Le métamorphe aurait pu tourner les talons, comprenant que Kamila n’était pas dans le coin et que le conseil faisait tout aussi chou blanc que lui. Cependant, entendre ces vampires royaux insulter Roxie l’irrita. Alors, profitant du fait qu’ils soient concentrés sur l’humain, le félin se glissa derrière eux et bondit. Avec une férocité sans nom, le tigre planta ses dents de sabre dans la jugulaire du premier vampire. Il ne prit pas de gants pour lui arracher un bout de gorge tandis que ses griffes s’enfonçaient dans son dos. Un léger grognement d’enthousiasme lui échappa lorsque le vampire se vida de toute vie et s’affaissa sous son attaque.
—  Bordel ! Un tigre à dents de sabre, s’exclama le second vampire. Je croyais cette fichue espèce d’alpha disparue ! Et tu as tué Dale… Je vais te faire payer ça, métamorphe !
Se jetant sur lui, le vampire sortit les crocs pour se battre. Il ne devait pas être un royal très puissant parce qu’Armand ne mit pas très longtemps à prendre le dessus. Courant dans sa direction, la bête percuta de plein fouet son adversaire et planta ses dents acérées dans son flanc. Un hurlement strident rompit le silence révérencieux du cimetière et le vampire tenta de s’arracher à sa prise. Malheureusement, une fois qu’un tigre à dents de sabre attrapait sa proie, il ne la lâchait pas.

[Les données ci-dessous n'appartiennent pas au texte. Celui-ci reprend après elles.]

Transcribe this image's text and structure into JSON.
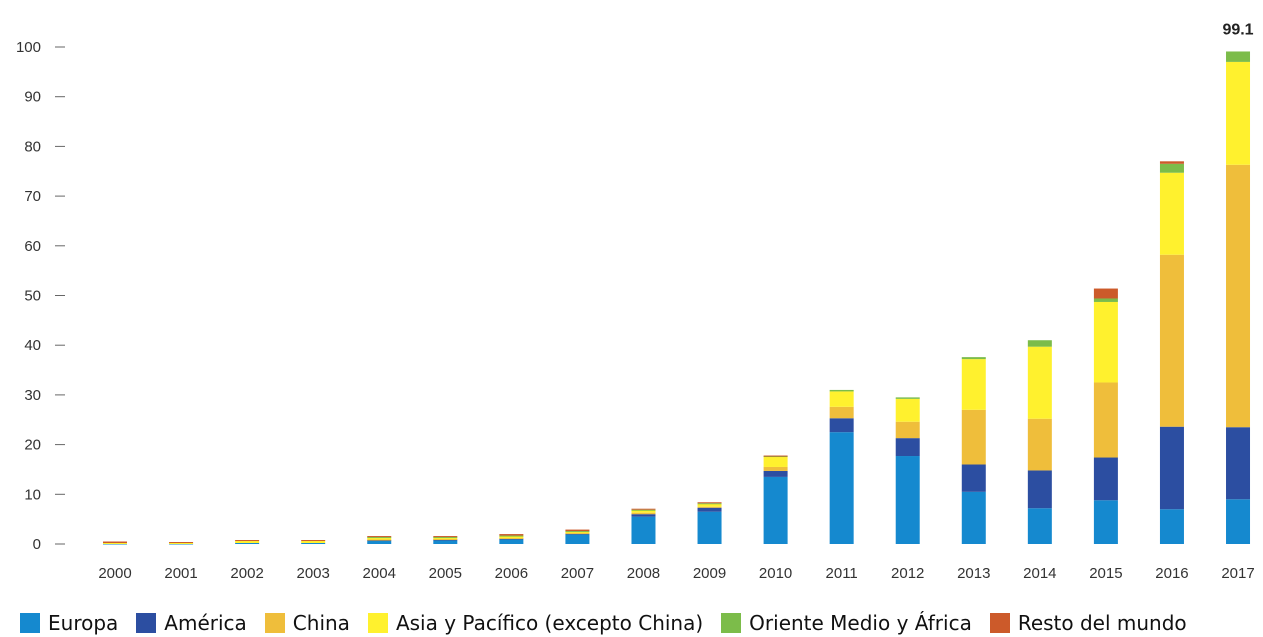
{
  "chart_data": {
    "type": "bar",
    "stacked": true,
    "categories": [
      "2000",
      "2001",
      "2002",
      "2003",
      "2004",
      "2005",
      "2006",
      "2007",
      "2008",
      "2009",
      "2010",
      "2011",
      "2012",
      "2013",
      "2014",
      "2015",
      "2016",
      "2017"
    ],
    "series": [
      {
        "name": "Europa",
        "color": "#1589cf",
        "values": [
          0.1,
          0.1,
          0.2,
          0.2,
          0.6,
          0.7,
          0.9,
          1.9,
          5.5,
          6.5,
          13.5,
          22.5,
          17.7,
          10.5,
          7.2,
          8.8,
          7.0,
          9.0
        ]
      },
      {
        "name": "América",
        "color": "#2c4ea1",
        "values": [
          0.0,
          0.0,
          0.0,
          0.0,
          0.2,
          0.2,
          0.2,
          0.2,
          0.5,
          0.8,
          1.2,
          2.8,
          3.6,
          5.5,
          7.6,
          8.6,
          16.6,
          14.5
        ]
      },
      {
        "name": "China",
        "color": "#efbe3b",
        "values": [
          0.0,
          0.0,
          0.0,
          0.0,
          0.1,
          0.1,
          0.1,
          0.1,
          0.3,
          0.2,
          0.8,
          2.3,
          3.3,
          11.0,
          10.4,
          15.1,
          34.6,
          52.8
        ]
      },
      {
        "name": "Asia y Pacífico (excepto China)",
        "color": "#fff12e",
        "values": [
          0.1,
          0.1,
          0.4,
          0.4,
          0.4,
          0.3,
          0.4,
          0.3,
          0.5,
          0.6,
          2.0,
          3.1,
          4.6,
          10.2,
          14.5,
          16.2,
          16.5,
          20.7
        ]
      },
      {
        "name": "Oriente Medio y África",
        "color": "#7cbc4a",
        "values": [
          0.0,
          0.0,
          0.0,
          0.0,
          0.1,
          0.1,
          0.1,
          0.1,
          0.1,
          0.1,
          0.2,
          0.3,
          0.3,
          0.4,
          1.3,
          0.7,
          1.8,
          2.1
        ]
      },
      {
        "name": "Resto del mundo",
        "color": "#cc5a2a",
        "values": [
          0.3,
          0.2,
          0.2,
          0.2,
          0.2,
          0.2,
          0.3,
          0.3,
          0.2,
          0.2,
          0.1,
          0.0,
          0.0,
          0.0,
          0.0,
          2.0,
          0.5,
          0.0
        ]
      }
    ],
    "annotations": [
      {
        "category": "2017",
        "text": "99.1"
      }
    ],
    "yticks": [
      "0",
      "10",
      "20",
      "30",
      "40",
      "50",
      "60",
      "70",
      "80",
      "90",
      "100"
    ],
    "ylim": [
      0,
      100
    ],
    "title": "",
    "xlabel": "",
    "ylabel": "",
    "grid": false,
    "legend_position": "bottom"
  }
}
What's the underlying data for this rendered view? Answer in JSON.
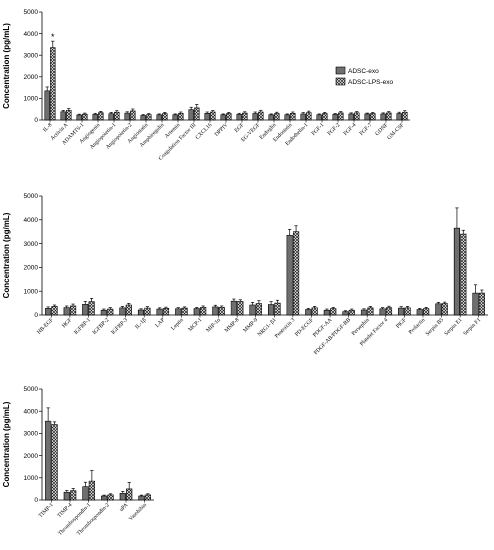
{
  "legend": {
    "items": [
      {
        "label": "ADSC-exo",
        "pattern": "vertical-hatch"
      },
      {
        "label": "ADSC-LPS-exo",
        "pattern": "crosshatch"
      }
    ]
  },
  "colors": {
    "fill_exo": "#8c8c8c",
    "fill_lps": "#ffffff",
    "stroke": "#000000"
  },
  "chart_data": [
    {
      "type": "bar",
      "ylabel": "Concentration (pg/mL)",
      "ylim": [
        0,
        5000
      ],
      "yticks": [
        "0",
        "1000",
        "2000",
        "3000",
        "4000",
        "5000"
      ],
      "grid": false,
      "legend_position": "top-right",
      "categories": [
        "IL-8",
        "Activin A",
        "ADAMTS-1",
        "Angiogenin",
        "Angiopoietin-1",
        "Angiopoietin-2",
        "Angiostatin",
        "Amphiregulin",
        "Artemin",
        "Coagulation Factor III",
        "CXCL16",
        "DPPIV",
        "EGF",
        "EG-VEGF",
        "Endoglin",
        "Endostatin",
        "Endothelin-1",
        "FGF-1",
        "FGF-2",
        "FGF-4",
        "FGF-7",
        "GDNF",
        "GM-CSF"
      ],
      "series": [
        {
          "name": "ADSC-exo",
          "values": [
            1350,
            380,
            230,
            260,
            290,
            320,
            210,
            240,
            240,
            480,
            310,
            240,
            260,
            300,
            240,
            240,
            280,
            240,
            260,
            280,
            280,
            280,
            300
          ],
          "errors": [
            180,
            60,
            40,
            50,
            60,
            60,
            40,
            40,
            40,
            110,
            60,
            40,
            50,
            70,
            40,
            40,
            60,
            40,
            40,
            50,
            40,
            50,
            60
          ]
        },
        {
          "name": "ADSC-LPS-exo",
          "values": [
            3350,
            450,
            270,
            340,
            360,
            420,
            250,
            300,
            310,
            560,
            370,
            300,
            320,
            370,
            300,
            310,
            340,
            300,
            330,
            330,
            300,
            330,
            360
          ],
          "errors": [
            300,
            80,
            50,
            60,
            70,
            90,
            50,
            50,
            60,
            160,
            70,
            50,
            60,
            80,
            60,
            60,
            70,
            50,
            60,
            60,
            50,
            60,
            70
          ]
        }
      ],
      "annotations": [
        {
          "category": "IL-8",
          "series": "ADSC-LPS-exo",
          "text": "*"
        }
      ]
    },
    {
      "type": "bar",
      "ylabel": "Concentration (pg/mL)",
      "ylim": [
        0,
        5000
      ],
      "yticks": [
        "0",
        "1000",
        "2000",
        "3000",
        "4000",
        "5000"
      ],
      "grid": false,
      "categories": [
        "HB-EGF",
        "HGF",
        "IGFBP-1",
        "IGFBP-2",
        "IGFBP-3",
        "IL-1β",
        "LAP",
        "Leptin",
        "MCP-1",
        "MIP-1α",
        "MMP-8",
        "MMP-9",
        "NRG1- β1",
        "Pentraxin 3",
        "PD-ECGF",
        "PDGF-AA",
        "PDGF-AB/PDGF-BB",
        "Persephin",
        "Platelet Factor 4",
        "PlGF",
        "Prolactin",
        "Serpin B5",
        "Serpin E1",
        "Serpin F1"
      ],
      "series": [
        {
          "name": "ADSC-exo",
          "values": [
            280,
            310,
            450,
            200,
            300,
            210,
            250,
            260,
            270,
            340,
            580,
            420,
            440,
            3350,
            230,
            200,
            140,
            210,
            260,
            290,
            230,
            470,
            3650,
            920
          ],
          "errors": [
            60,
            70,
            120,
            50,
            60,
            50,
            50,
            50,
            50,
            70,
            90,
            110,
            120,
            250,
            50,
            50,
            40,
            50,
            50,
            60,
            50,
            60,
            850,
            350
          ]
        },
        {
          "name": "ADSC-LPS-exo",
          "values": [
            360,
            380,
            560,
            250,
            420,
            290,
            280,
            290,
            320,
            320,
            570,
            480,
            500,
            3500,
            300,
            270,
            200,
            300,
            310,
            300,
            270,
            480,
            3400,
            920
          ],
          "errors": [
            60,
            80,
            140,
            60,
            70,
            60,
            50,
            50,
            60,
            60,
            70,
            120,
            120,
            250,
            60,
            50,
            50,
            60,
            60,
            60,
            50,
            60,
            160,
            130
          ]
        }
      ]
    },
    {
      "type": "bar",
      "ylabel": "Concentration (pg/mL)",
      "ylim": [
        0,
        5000
      ],
      "yticks": [
        "0",
        "1000",
        "2000",
        "3000",
        "4000",
        "5000"
      ],
      "grid": false,
      "categories": [
        "TIMP-1",
        "TIMP-4",
        "Thrombospondin-1",
        "Thrombospondin-2",
        "uPA",
        "Vasohibin"
      ],
      "series": [
        {
          "name": "ADSC-exo",
          "values": [
            3550,
            350,
            600,
            180,
            300,
            180
          ],
          "errors": [
            600,
            80,
            200,
            40,
            90,
            40
          ]
        },
        {
          "name": "ADSC-LPS-exo",
          "values": [
            3400,
            420,
            850,
            230,
            500,
            230
          ],
          "errors": [
            120,
            100,
            480,
            50,
            290,
            50
          ]
        }
      ]
    }
  ]
}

Il faisait tout le contraire d’ailleurs. Refermant davantage la gueule, il broya littéralement les côtes du vampire. Le tigre joua pendant quelques minutes avec sa cible, le faisant hurler sans aucune discrétion tandis qu’il lui perforait les organes de ses dents. Puis, après un moment, lorsque ses cris furent étouffés par le sang, il lâcha prise et l’acheva.
Cela soulagea Armand de buter ces vampires. Après tout ce qu’ils avaient vécu à cause des royaux, en tuer deux était libérateur. Tout comme savoir que le conseil n’avait pas encore mis la main sur Kamila. Satisfait, le tigre s’apprêtait à tourner les talons et disparaître, n’ayant plus rien à faire ici. Cependant, un mouvement près d’une stèle attira son regard. Le museau imbibé de sang, Armand braqua ses yeux dorés vers l’humain qui n’avait pas bougé pendant l’attaque.
—  Bordel, il faut que j’arrête de consommer, j’ai des hallucinations… D’horribles hallucinations !
Voyant l’humain se lever pour partir en courant, le tigre hésita à le tuer pour ne laisser aucun témoin. Mais au bout du compte, Armand le laissa partir. De toute façon, personne ne le croirait au vu de son état. Lui-même pensait avoir halluciné, alors le secret de l’existence des surnats ne craignait rien. Le tigre devait simplement se débarrasser des cadavres des vampires et repartir au plus vite chercher Kamila. Car la présence de ces deux royaux prouvait que le conseil cherchait activement la princesse pour passer un accord avec James.